A tout le moins, une réflexion s’impose sur la bonne façon d’exprimer la générosité privée.

 

1. Pour citer le rapport et pour justifier ce paternalisme : « Le geste de don comme un vecteur de lien social : en donnant à une association caritative, je prends conscience de ma place et de mon rôle dans la société. (…).Les adeptes de ce point de vue sont donc conduits à considérer non seulement le montant total collecté, mais également le nombre de donateurs. »

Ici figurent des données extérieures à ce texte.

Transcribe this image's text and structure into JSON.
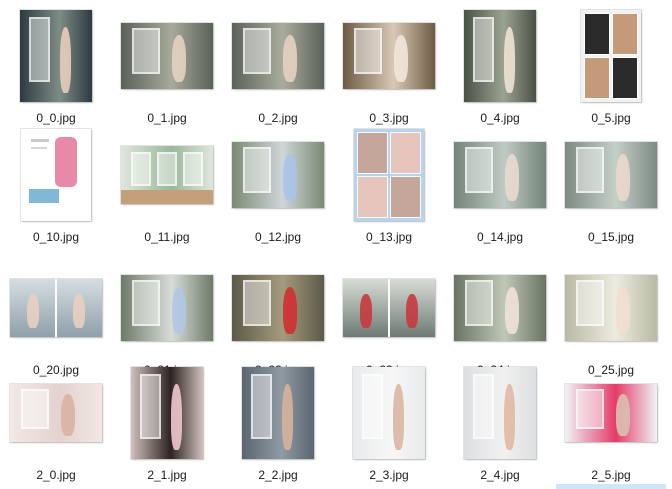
{
  "window": {
    "view": "Large icons"
  },
  "items": [
    {
      "name": "0_0.jpg",
      "shape": "portrait",
      "colors": [
        "#2e3a40",
        "#7f8c86",
        "#e7cdbd"
      ]
    },
    {
      "name": "0_1.jpg",
      "shape": "landscape",
      "colors": [
        "#59615a",
        "#a7aa9a",
        "#e4d2c2"
      ]
    },
    {
      "name": "0_2.jpg",
      "shape": "landscape",
      "colors": [
        "#5a625b",
        "#a9ac9c",
        "#e4d2c2"
      ]
    },
    {
      "name": "0_3.jpg",
      "shape": "landscape",
      "colors": [
        "#6f5a45",
        "#d8c9b4",
        "#f1e6d9"
      ]
    },
    {
      "name": "0_4.jpg",
      "shape": "portrait",
      "colors": [
        "#4a5146",
        "#9aa392",
        "#f0e2d3"
      ]
    },
    {
      "name": "0_5.jpg",
      "shape": "collage-a",
      "colors": [
        "#2b2a2b",
        "#c49a7a",
        "#f2f2f2"
      ]
    },
    {
      "name": "0_10.jpg",
      "shape": "product",
      "colors": [
        "#ffffff",
        "#e88aa7",
        "#7fb9d6"
      ]
    },
    {
      "name": "0_11.jpg",
      "shape": "room",
      "colors": [
        "#dfe7dd",
        "#9bb79a",
        "#c4a07a"
      ]
    },
    {
      "name": "0_12.jpg",
      "shape": "landscape",
      "colors": [
        "#7a8a74",
        "#cfd6d9",
        "#a9c4e4"
      ]
    },
    {
      "name": "0_13.jpg",
      "shape": "collage-b",
      "colors": [
        "#c4a69b",
        "#e6c5bd",
        "#b7d4ea"
      ]
    },
    {
      "name": "0_14.jpg",
      "shape": "landscape",
      "colors": [
        "#73847a",
        "#bfcac3",
        "#e9d9cf"
      ]
    },
    {
      "name": "0_15.jpg",
      "shape": "landscape",
      "colors": [
        "#7c8a82",
        "#c4cfc8",
        "#ead8cc"
      ]
    },
    {
      "name": "0_20.jpg",
      "shape": "split",
      "colors": [
        "#8fa0a9",
        "#d6dde2",
        "#e8cfc0"
      ]
    },
    {
      "name": "0_21.jpg",
      "shape": "landscape",
      "colors": [
        "#6e7a68",
        "#d6ddd8",
        "#b2c6e3"
      ]
    },
    {
      "name": "0_22.jpg",
      "shape": "landscape",
      "colors": [
        "#5d5a4a",
        "#a49b7c",
        "#cf3030"
      ]
    },
    {
      "name": "0_23.jpg",
      "shape": "split",
      "colors": [
        "#6f7a74",
        "#d8dcd6",
        "#c63a3e"
      ]
    },
    {
      "name": "0_24.jpg",
      "shape": "landscape",
      "colors": [
        "#6a7463",
        "#bfc7b7",
        "#efe2d6"
      ]
    },
    {
      "name": "0_25.jpg",
      "shape": "landscape",
      "colors": [
        "#b9b9a4",
        "#ecebdf",
        "#f1dfd1"
      ]
    },
    {
      "name": "2_0.jpg",
      "shape": "wide",
      "colors": [
        "#f2e8e6",
        "#e3d2cf",
        "#d9b3a3"
      ]
    },
    {
      "name": "2_1.jpg",
      "shape": "portrait",
      "colors": [
        "#cfc1bd",
        "#2d2321",
        "#f0c7cf"
      ]
    },
    {
      "name": "2_2.jpg",
      "shape": "portrait",
      "colors": [
        "#5a6670",
        "#8f9aa2",
        "#d6b39c"
      ]
    },
    {
      "name": "2_3.jpg",
      "shape": "portrait",
      "colors": [
        "#e8eaec",
        "#f7f7f7",
        "#d9b7a4"
      ]
    },
    {
      "name": "2_4.jpg",
      "shape": "portrait",
      "colors": [
        "#dcdfe1",
        "#f1f1f1",
        "#dfb9a3"
      ]
    },
    {
      "name": "2_5.jpg",
      "shape": "wide",
      "colors": [
        "#eff3f5",
        "#e53b6a",
        "#d9c0b0"
      ]
    }
  ]
}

2. En pratique, l’État assume déjà de fortes dépenses en faveur des associations sous forme de subventions directes et de facturations de service. Par ailleurs, pour éviter certains effets d’aubaine en faveur d’associations qui occupent intelligemment un créneau très visible, par exemple le Téléthon, qui bénéficie du relais de la télévision publique à une heure de grande écoute, l’État songe à un mécanisme de redistribution des sommes collectées en faveur d’associations moins favorisées d’un point de vue marketing.
3. Le rapport cité montre que ce ne sont pas les hauts revenus qui participent le plus aux dons privés en proportion de leur revenu ; ce sont plutôt les revenus intermédiaires. On est bien loin du comportement caritatif des riches américains.